The first answer is that the species names does not exist. You can check that on the ncbi website. like here: https://www.ncbi.nlm.nih.gov/search/?term=Stereum+rameale
https://www.ncbi.nlm.nih.gov/search/?term=vibrio_lutjanus
Vibrio lutjanus seems not existing anyways if you look at other websites. For example https://www.arb-silva.de/search/ or
There is no solution to overcome this (in case of finding taxon id's), but you could do a double check if the name is right.

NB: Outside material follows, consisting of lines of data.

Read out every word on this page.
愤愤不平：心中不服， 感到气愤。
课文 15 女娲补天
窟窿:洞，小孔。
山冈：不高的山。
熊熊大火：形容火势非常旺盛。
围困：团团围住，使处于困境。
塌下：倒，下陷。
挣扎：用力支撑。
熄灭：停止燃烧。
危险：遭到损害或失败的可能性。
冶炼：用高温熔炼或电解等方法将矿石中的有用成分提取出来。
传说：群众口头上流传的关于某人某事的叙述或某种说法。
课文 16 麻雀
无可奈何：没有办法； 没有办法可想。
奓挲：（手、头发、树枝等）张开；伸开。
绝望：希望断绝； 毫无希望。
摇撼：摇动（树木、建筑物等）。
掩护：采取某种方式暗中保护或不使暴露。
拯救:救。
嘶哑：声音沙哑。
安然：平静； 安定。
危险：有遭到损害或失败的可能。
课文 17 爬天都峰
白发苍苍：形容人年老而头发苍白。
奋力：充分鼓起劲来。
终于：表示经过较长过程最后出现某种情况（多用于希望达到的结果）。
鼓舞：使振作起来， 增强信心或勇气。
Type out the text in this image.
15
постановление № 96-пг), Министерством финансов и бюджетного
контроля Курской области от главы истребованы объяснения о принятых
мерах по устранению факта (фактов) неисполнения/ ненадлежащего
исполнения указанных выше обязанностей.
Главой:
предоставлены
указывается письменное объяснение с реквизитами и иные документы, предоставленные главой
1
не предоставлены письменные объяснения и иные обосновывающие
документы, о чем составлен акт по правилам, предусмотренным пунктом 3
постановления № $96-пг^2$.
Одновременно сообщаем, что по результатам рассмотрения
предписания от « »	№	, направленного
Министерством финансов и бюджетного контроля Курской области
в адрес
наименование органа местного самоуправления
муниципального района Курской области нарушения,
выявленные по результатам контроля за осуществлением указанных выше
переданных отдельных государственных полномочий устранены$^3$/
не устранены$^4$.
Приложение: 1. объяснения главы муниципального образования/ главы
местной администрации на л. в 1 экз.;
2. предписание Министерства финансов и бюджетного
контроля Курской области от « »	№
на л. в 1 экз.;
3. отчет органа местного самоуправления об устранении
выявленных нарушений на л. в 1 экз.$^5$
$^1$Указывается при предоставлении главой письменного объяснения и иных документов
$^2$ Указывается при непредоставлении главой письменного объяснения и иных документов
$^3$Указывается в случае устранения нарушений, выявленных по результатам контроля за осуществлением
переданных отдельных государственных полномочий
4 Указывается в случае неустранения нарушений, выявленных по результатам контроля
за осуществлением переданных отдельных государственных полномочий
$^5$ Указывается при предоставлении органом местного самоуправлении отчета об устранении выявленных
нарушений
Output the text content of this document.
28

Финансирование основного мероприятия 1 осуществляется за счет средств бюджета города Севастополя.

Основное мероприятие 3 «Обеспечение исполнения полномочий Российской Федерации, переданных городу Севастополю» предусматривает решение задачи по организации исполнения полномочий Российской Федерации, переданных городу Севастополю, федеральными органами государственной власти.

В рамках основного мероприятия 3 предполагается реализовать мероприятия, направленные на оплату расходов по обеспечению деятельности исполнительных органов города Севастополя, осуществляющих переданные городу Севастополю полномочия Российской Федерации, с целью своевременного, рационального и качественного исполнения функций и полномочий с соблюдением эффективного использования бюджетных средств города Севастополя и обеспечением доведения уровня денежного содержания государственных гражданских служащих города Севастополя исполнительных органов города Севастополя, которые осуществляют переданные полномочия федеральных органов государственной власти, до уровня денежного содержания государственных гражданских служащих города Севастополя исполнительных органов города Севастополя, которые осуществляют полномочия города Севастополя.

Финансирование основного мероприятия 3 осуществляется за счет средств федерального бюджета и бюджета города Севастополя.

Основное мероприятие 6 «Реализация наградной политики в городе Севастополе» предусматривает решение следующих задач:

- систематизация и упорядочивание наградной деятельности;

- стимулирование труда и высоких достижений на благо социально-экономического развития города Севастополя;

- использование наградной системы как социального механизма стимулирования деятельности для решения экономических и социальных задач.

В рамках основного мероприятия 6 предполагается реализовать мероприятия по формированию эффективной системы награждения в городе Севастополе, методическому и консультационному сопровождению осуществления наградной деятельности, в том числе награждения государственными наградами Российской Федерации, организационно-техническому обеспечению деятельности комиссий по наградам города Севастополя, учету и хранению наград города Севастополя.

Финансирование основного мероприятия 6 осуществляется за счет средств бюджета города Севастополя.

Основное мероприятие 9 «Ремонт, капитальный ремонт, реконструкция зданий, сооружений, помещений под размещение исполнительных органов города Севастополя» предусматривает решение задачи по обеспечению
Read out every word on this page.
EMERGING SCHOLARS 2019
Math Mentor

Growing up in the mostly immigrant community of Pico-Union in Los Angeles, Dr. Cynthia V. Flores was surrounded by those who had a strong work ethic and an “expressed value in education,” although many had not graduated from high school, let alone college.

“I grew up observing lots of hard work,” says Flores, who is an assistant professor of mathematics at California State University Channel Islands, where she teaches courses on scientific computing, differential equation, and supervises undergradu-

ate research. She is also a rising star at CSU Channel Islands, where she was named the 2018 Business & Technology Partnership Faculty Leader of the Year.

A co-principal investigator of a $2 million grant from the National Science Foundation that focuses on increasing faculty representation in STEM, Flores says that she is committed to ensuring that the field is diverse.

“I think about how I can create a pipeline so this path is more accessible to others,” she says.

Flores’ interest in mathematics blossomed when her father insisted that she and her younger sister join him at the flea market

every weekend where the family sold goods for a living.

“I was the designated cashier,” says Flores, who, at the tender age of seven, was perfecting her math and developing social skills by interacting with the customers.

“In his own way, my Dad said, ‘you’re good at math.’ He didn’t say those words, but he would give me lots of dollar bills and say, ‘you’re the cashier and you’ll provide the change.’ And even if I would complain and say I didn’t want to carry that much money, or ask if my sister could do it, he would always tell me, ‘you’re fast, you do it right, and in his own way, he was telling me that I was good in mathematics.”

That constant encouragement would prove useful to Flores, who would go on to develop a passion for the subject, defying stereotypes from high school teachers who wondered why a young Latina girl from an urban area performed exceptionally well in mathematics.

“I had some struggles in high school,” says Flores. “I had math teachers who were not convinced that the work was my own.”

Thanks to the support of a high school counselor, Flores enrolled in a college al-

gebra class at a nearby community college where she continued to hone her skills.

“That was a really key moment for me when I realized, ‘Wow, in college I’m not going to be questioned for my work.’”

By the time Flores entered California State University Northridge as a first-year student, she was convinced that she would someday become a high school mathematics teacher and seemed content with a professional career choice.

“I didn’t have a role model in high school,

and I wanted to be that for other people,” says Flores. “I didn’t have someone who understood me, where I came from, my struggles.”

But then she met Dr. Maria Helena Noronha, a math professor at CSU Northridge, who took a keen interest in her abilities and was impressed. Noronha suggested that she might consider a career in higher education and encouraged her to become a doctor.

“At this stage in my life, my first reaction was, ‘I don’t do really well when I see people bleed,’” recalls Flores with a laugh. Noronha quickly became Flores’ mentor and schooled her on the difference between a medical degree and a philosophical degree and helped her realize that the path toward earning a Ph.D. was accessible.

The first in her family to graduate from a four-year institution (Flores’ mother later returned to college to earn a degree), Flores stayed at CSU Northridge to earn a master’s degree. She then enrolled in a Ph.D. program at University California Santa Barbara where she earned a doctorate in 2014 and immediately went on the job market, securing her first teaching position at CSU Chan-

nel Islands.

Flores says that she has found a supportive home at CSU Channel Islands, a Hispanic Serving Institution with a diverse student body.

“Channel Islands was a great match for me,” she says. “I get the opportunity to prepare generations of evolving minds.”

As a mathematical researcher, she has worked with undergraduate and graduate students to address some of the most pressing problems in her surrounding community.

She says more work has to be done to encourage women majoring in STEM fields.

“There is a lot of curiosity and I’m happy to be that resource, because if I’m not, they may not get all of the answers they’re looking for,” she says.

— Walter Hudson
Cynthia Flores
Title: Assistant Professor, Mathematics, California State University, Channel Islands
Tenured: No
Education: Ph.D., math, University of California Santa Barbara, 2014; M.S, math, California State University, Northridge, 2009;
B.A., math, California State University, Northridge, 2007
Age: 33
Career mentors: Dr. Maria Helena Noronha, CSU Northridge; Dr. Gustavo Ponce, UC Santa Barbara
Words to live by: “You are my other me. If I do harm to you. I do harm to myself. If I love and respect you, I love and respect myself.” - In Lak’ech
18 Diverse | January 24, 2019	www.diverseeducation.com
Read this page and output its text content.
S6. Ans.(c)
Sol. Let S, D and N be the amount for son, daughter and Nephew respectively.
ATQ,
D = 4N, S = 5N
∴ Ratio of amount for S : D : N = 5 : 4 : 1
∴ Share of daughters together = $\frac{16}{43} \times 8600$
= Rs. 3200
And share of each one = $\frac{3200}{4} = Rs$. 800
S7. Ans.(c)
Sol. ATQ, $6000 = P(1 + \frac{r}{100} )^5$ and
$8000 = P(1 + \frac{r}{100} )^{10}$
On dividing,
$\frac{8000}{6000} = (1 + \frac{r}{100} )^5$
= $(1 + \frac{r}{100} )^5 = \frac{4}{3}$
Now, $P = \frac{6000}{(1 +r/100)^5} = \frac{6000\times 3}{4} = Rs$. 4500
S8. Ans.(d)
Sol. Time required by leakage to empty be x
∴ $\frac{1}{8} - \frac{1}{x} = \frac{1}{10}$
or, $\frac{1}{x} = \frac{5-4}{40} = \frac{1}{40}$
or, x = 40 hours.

Taxonomy is difficult, every body gives a different name and there are lots of synonyms. You can use the api's of taxonomic name website's like gbif or global names.
[EDIT]
You can also check the taxon id of the genus if species is not available. Here you can download the taxonomy information of the NCBI:
ftp://ftp.ncbi.nlm.nih.gov/pub/taxonomy/new_taxdump/
You need to download the zip file and probably need the files rankedlineage.dmp and merged.dmp The global names website can also be used for genus level. Dont know if entrez from BioPython can look up id's of genus level maybe that is also an option.